2.6. Feature Selection
In diagnosis modelling, selecting the most relevant features is crucial for enhancing the model's performance and reducing computational complexity. Feature selection helps focus on the variables that have the greatest impact on the outcome, improving model efficiency and interpretability. Also, the baseline logistic regression model was used without feature selection to evaluate the effectiveness of this technique. Permutation importance with an RF classifier was used to select the top among 151 features to contribute to the diagnosis of osteoporosis. Permutation importance is a method used to evaluate the significance of features in an RF model. By randomly permuting the values of a feature and measuring the impact on the model's performance, this technique assesses how much the feature contributes to diagnosis accuracy. When a feature's values are shuffled, a significant drop in performance indicates that the feature is important, while a negligible change suggests it has little influence. This approach provides a straightforward way to interpret the contribution of each feature in the RF model, helping to identify which features are most critical for making accurate diagnoses. Finally, the top 20 features were selected by the permutation importance strategy to build the ML model.
2.7. Statistical Analysis
Continuous variables were expressed mean ± standard deviation (SD) or median (interquartile range), depending on the distribution of the data, and were analysed by an independent t test or Mann–Whitney U test. The independent t‐test was applied when the data followed a normal distribution to compare the means between two groups, while the Mann–Whitney U test was used for non‐normally distributed data as it is a non‐parametric alternative that compares medians. Categorical variables were presented as absolute numbers (n) and relative frequencies (%) and were analysed by the chi‐square test. ML classification models were built using Python software, and accuracy, precision, sensitivity, specificity, F1 score and area under the curve (AUC) (95% confidence interval [CI]) were presented. Differences with p < 0.05 were considered statistically significant. The data were analysed using SPSS version 18 (IBM Corp., Armonk, N.Y., USA).

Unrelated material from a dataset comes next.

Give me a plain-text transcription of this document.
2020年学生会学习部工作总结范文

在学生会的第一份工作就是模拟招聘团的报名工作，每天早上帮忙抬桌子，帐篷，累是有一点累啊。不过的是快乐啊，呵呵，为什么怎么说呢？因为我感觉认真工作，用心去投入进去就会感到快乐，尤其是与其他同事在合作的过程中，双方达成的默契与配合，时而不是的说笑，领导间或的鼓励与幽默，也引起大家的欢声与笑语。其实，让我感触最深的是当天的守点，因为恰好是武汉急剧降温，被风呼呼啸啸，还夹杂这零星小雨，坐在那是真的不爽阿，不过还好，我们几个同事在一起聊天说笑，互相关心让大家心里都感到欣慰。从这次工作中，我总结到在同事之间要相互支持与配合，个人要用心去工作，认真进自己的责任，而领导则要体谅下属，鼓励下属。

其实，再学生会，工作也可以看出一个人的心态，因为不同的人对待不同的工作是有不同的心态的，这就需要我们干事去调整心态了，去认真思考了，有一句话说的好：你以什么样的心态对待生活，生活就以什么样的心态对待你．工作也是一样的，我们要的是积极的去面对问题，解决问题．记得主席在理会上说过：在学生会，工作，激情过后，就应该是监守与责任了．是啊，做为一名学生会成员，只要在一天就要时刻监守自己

2.8. Ethics Approval and Consent to Participate
The study was approved by the ethics committee of the Fasa University of Medical Sciences (approval number: IR.FUMS.REC.1401.240) and adhered to Helsinki guidelines. Furthermore, all subjects provided written informed consent before participating. The authors have no access to information that could identify individual participants during or after data collection.
3. Results
The participants with the mean ± SD of age of 48.63 ± 9.57 years and a male‐to‐female ratio of 0.8:1 reported that 9.8% had osteoporosis. Table 1 presents the top 20 features of all participants and a comparative analysis of key demographic and clinical characteristics of the study population, split between non‐osteoporosis and osteoporosis groups. Understanding these characteristics is essential for assessing baseline disparities and providing context for how osteoporosis correlates with various sociodemographic and health‐related factors.
TABLE 1.
The top 20 features of all study participants.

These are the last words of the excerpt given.